Classical Machine Learning

Overview of Classical Machine Learning

Classical machine learning serves as the foundation for data-driven discovery in the GWData-Bootcamp. Before moving to complex deep learning architectures, we focus on supervised learning workflows using Scikit-Learn. These methods are essential for baseline comparisons, feature engineering, and understanding the statistical properties of gravitational wave data and auxiliary datasets.

The curriculum focuses on two primary paradigms:

1. Classification: Identifying the category of an observation (e.g., Signal vs. Noise, Credit Risk).
2. Ensemble Methods: Combining multiple models to improve predictive performance and robustness.

Core Workflow: Supervised Learning

The bootcamp utilizes a standard Scikit-Learn pipeline for training and evaluating classical models. While the examples often use the CreditScoring dataset to teach fundamentals, the logic is directly applicable to gravitational wave event classification.

1. Data Preprocessing

High-quality input is critical. We use sklearn.preprocessing to handle feature scaling and categorical encoding.

from sklearn.model_selection import train_test_split
from sklearn.preprocessing import StandardScaler

# Splitting data into training and testing sets
X_train, X_test, y_train, y_test = train_test_split(X, y, test_size=0.2, random_state=42)

# Normalizing features
scaler = StandardScaler()
X_train_scaled = scaler.fit_transform(X_train)
X_test_scaled = scaler.transform(X_test)

2. Model Implementation

We explore a variety of estimators to compare performance across linear and non-linear boundaries.
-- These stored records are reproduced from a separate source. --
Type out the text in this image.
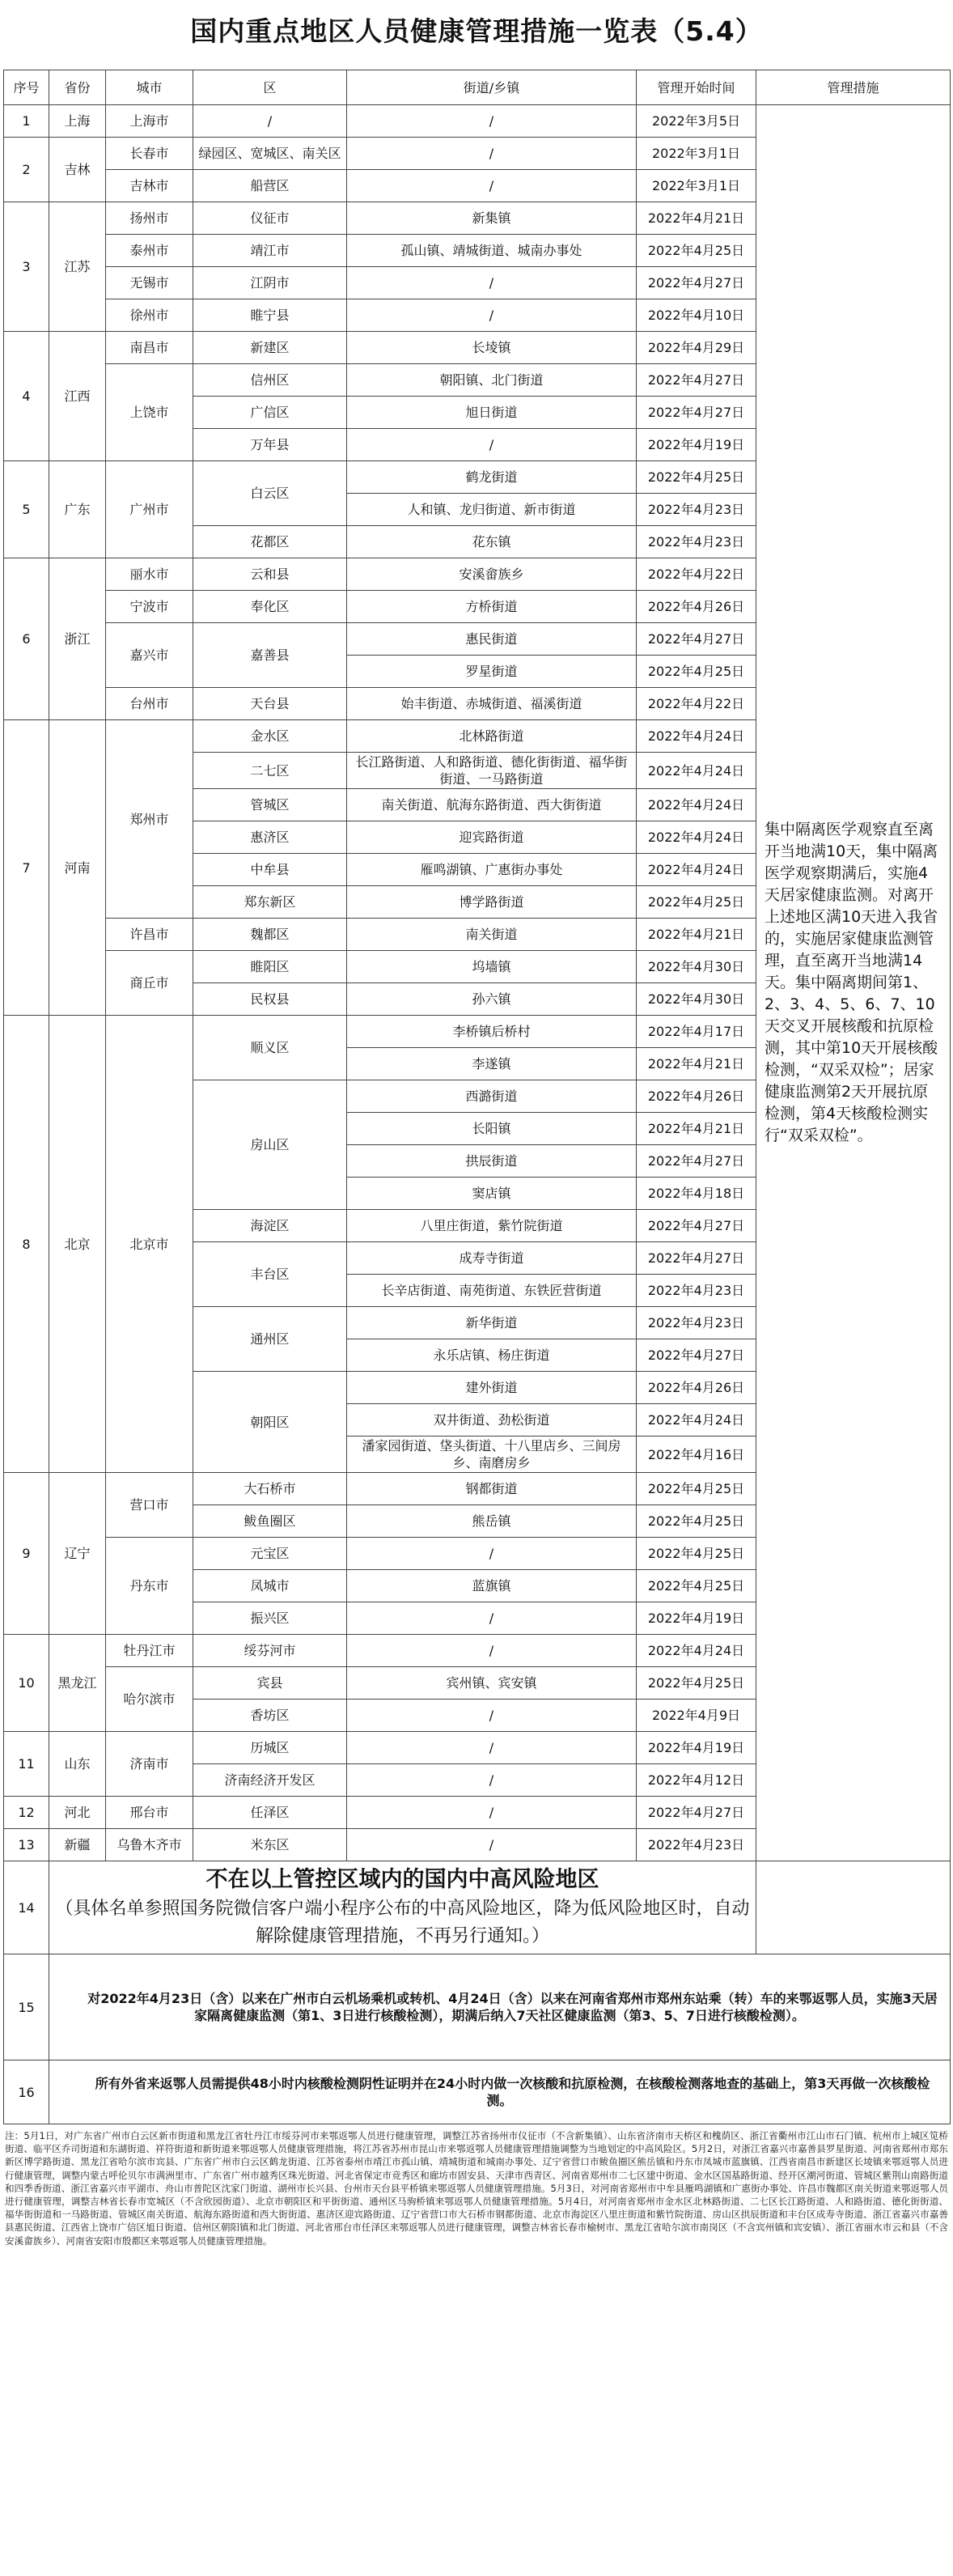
国内重点地区人员健康管理措施一览表（5.4）
序号	省份	城市	区	街道/乡镇	管理开始时间	管理措施
1	上海	上海市	/	/	2022年3月5日	集中隔离医学观察直至离开当地满10天，集中隔离医学观察期满后，实施4天居家健康监测。对离开上述地区满10天进入我省的，实施居家健康监测管理，直至离开当地满14天。集中隔离期间第1、2、3、4、5、6、7、10天交叉开展核酸和抗原检测，其中第10天开展核酸检测，“双采双检”；居家健康监测第2天开展抗原检测，第4天核酸检测实行“双采双检”。
2	吉林	长春市	绿园区、宽城区、南关区	/	2022年3月1日	
		吉林市	船营区	/	2022年3月1日	
3	江苏	扬州市	仪征市	新集镇	2022年4月21日	
		泰州市	靖江市	孤山镇、靖城街道、城南办事处	2022年4月25日	
		无锡市	江阴市	/	2022年4月27日	
		徐州市	睢宁县	/	2022年4月10日	
4	江西	南昌市	新建区	长堎镇	2022年4月29日	
		上饶市	信州区	朝阳镇、北门街道	2022年4月27日	
			广信区	旭日街道	2022年4月27日	
			万年县	/	2022年4月19日	
5	广东	广州市	白云区	鹤龙街道	2022年4月25日	
				人和镇、龙归街道、新市街道	2022年4月23日	
			花都区	花东镇	2022年4月23日	
6	浙江	丽水市	云和县	安溪畲族乡	2022年4月22日	
		宁波市	奉化区	方桥街道	2022年4月26日	
		嘉兴市	嘉善县	惠民街道	2022年4月27日	
				罗星街道	2022年4月25日	
		台州市	天台县	始丰街道、赤城街道、福溪街道	2022年4月22日	
7	河南	郑州市	金水区	北林路街道	2022年4月24日	
			二七区	长江路街道、人和路街道、德化街街道、福华街街道、一马路街道	2022年4月24日	
			管城区	南关街道、航海东路街道、西大街街道	2022年4月24日	
			惠济区	迎宾路街道	2022年4月24日	
			中牟县	雁鸣湖镇、广惠街办事处	2022年4月24日	
			郑东新区	博学路街道	2022年4月25日	
		许昌市	魏都区	南关街道	2022年4月21日	
		商丘市	睢阳区	坞墙镇	2022年4月30日	
			民权县	孙六镇	2022年4月30日	
8	北京	北京市	顺义区	李桥镇后桥村	2022年4月17日	
				李遂镇	2022年4月21日	
			房山区	西潞街道	2022年4月26日	
				长阳镇	2022年4月21日	
				拱辰街道	2022年4月27日	
				窦店镇	2022年4月18日	
			海淀区	八里庄街道，紫竹院街道	2022年4月27日	
			丰台区	成寿寺街道	2022年4月27日	
				长辛店街道、南苑街道、东铁匠营街道	2022年4月23日	
			通州区	新华街道	2022年4月23日	
				永乐店镇、杨庄街道	2022年4月27日	
			朝阳区	建外街道	2022年4月26日	
				双井街道、劲松街道	2022年4月24日	
				潘家园街道、垡头街道、十八里店乡、三间房乡、南磨房乡	2022年4月16日	
9	辽宁	营口市	大石桥市	钢都街道	2022年4月25日	
			鲅鱼圈区	熊岳镇	2022年4月25日	
		丹东市	元宝区	/	2022年4月25日	
			凤城市	蓝旗镇	2022年4月25日	
			振兴区	/	2022年4月19日	
10	黑龙江	牡丹江市	绥芬河市	/	2022年4月24日	
		哈尔滨市	宾县	宾州镇、宾安镇	2022年4月25日	
			香坊区	/	2022年4月9日	
11	山东	济南市	历城区	/	2022年4月19日	
			济南经济开发区	/	2022年4月12日	
12	河北	邢台市	任泽区	/	2022年4月27日	
13	新疆	乌鲁木齐市	米东区	/	2022年4月23日	
14	不在以上管控区域内的国内中高风险地区
（具体名单参照国务院微信客户端小程序公布的中高风险地区，降为低风险地区时，自动解除健康管理措施，不再另行通知。）					

15	对2022年4月23日（含）以来在广州市白云机场乘机或转机、4月24日（含）以来在河南省郑州市郑州东站乘（转）车的来鄂返鄂人员，实施3天居家隔离健康监测（第1、3日进行核酸检测），期满后纳入7天社区健康监测（第3、5、7日进行核酸检测）。					
16	所有外省来返鄂人员需提供48小时内核酸检测阴性证明并在24小时内做一次核酸和抗原检测，在核酸检测落地查的基础上，第3天再做一次核酸检测。					
注：5月1日，对广东省广州市白云区新市街道和黑龙江省牡丹江市绥芬河市来鄂返鄂人员进行健康管理，调整江苏省扬州市仪征市（不含新集镇）、山东省济南市天桥区和槐荫区、浙江省衢州市江山市石门镇、杭州市上城区笕桥街道、临平区乔司街道和东湖街道、祥符街道和新街道来鄂返鄂人员健康管理措施，将江苏省苏州市昆山市来鄂返鄂人员健康管理措施调整为当地划定的中高风险区。5月2日，对浙江省嘉兴市嘉善县罗星街道、河南省郑州市郑东新区博学路街道、黑龙江省哈尔滨市宾县、广东省广州市白云区鹤龙街道、江苏省泰州市靖江市孤山镇、靖城街道和城南办事处、辽宁省营口市鲅鱼圈区熊岳镇和丹东市凤城市蓝旗镇、江西省南昌市新建区长堎镇来鄂返鄂人员进行健康管理，调整内蒙古呼伦贝尔市满洲里市、广东省广州市越秀区珠光街道、河北省保定市竞秀区和廊坊市固安县、天津市西青区、河南省郑州市二七区建中街道、金水区国基路街道、经开区潮河街道、管城区紫荆山南路街道和四季香街道、浙江省嘉兴市平湖市、舟山市普陀区沈家门街道、湖州市长兴县、台州市天台县平桥镇来鄂返鄂人员健康管理措施。5月3日，对河南省郑州市中牟县雁鸣湖镇和广惠街办事处、许昌市魏都区南关街道来鄂返鄂人员进行健康管理，调整吉林省长春市宽城区（不含欣园街道）、北京市朝阳区和平街街道、通州区马驹桥镇来鄂返鄂人员健康管理措施。5月4日，对河南省郑州市金水区北林路街道、二七区长江路街道、人和路街道、德化街街道、福华街街道和一马路街道、管城区南关街道、航海东路街道和西大街街道、惠济区迎宾路街道、辽宁省营口市大石桥市钢都街道、北京市海淀区八里庄街道和紫竹院街道、房山区拱辰街道和丰台区成寿寺街道、浙江省嘉兴市嘉善县惠民街道、江西省上饶市广信区旭日街道、信州区朝阳镇和北门街道、河北省邢台市任泽区来鄂返鄂人员进行健康管理，调整吉林省长春市榆树市、黑龙江省哈尔滨市南岗区（不含宾州镇和宾安镇）、浙江省丽水市云和县（不含安溪畲族乡）、河南省安阳市殷都区来鄂返鄂人员健康管理措施。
from sklearn.linear_model import LogisticRegression
from sklearn.svm import SVC
from sklearn.tree import DecisionTreeClassifier

# Initialize models
log_reg = LogisticRegression()
svm_clf = SVC(probability=True)
dt_clf = DecisionTreeClassifier()

# Training
log_reg.fit(X_train_scaled, y_train)

Model Ensembles

A key highlight of the classical ML section is the use of Ensemble Learning. By aggregating predictions from multiple models, we can achieve higher accuracy than any single constituent model.

Bagging and Boosting

The repository includes practical guides on:

• Random Forests: Using RandomForestClassifier to reduce variance through bagging.
• Gradient Boosting: Implementing XGBoost or GradientBoostingClassifier to reduce bias.

Voting Classifiers

We demonstrate how to combine different algorithms (e.g., Logistic Regression, SVM, and Trees) into a single ensemble.

from sklearn.ensemble import VotingClassifier

voting_clf = VotingClassifier(
    estimators=[('lr', log_reg), ('rf', rf_clf), ('svc', svm_clf)],
    voting='soft' # Uses predicted probabilities for the weighted average
)
voting_clf.fit(X_train_scaled, y_train)

Case Study: Credit Scoring

The CreditScoring.ipynb (and associated HTML exports) serves as the primary hands-on project for this section. Students are tasked with building a model to predict loan default risks.

Key learning objectives include:

• Feature Selection: Identifying which attributes (income, age, debt ratio) are most predictive.
• Hyperparameter Tuning: Using GridSearchCV to find the optimal settings for ensemble models.
• Performance Metrics: Evaluating models using ROC-AUC, F1-score, and Confusion Matrices rather than just raw accuracy.

Practical Exercises

The homework_credit_scoring_finetune_ensemble.html guide walks students through a complete optimization loop:

1. Baseline: Establish a simple model performance.
2. Fine-tuning: Adjust parameters like n_estimators, max_depth, and learning_rate.
3. Validation: Use K-Fold Cross-Validation to ensure the model generalizes to unseen data.
4. Ensemble Construction: Finalize a weighted ensemble that outperforms individual baselines.

These skills prepare students for the more advanced "Deep Learning" modules, where similar concepts of training, validation, and optimization are applied to neural networks and time-series gravitational wave data.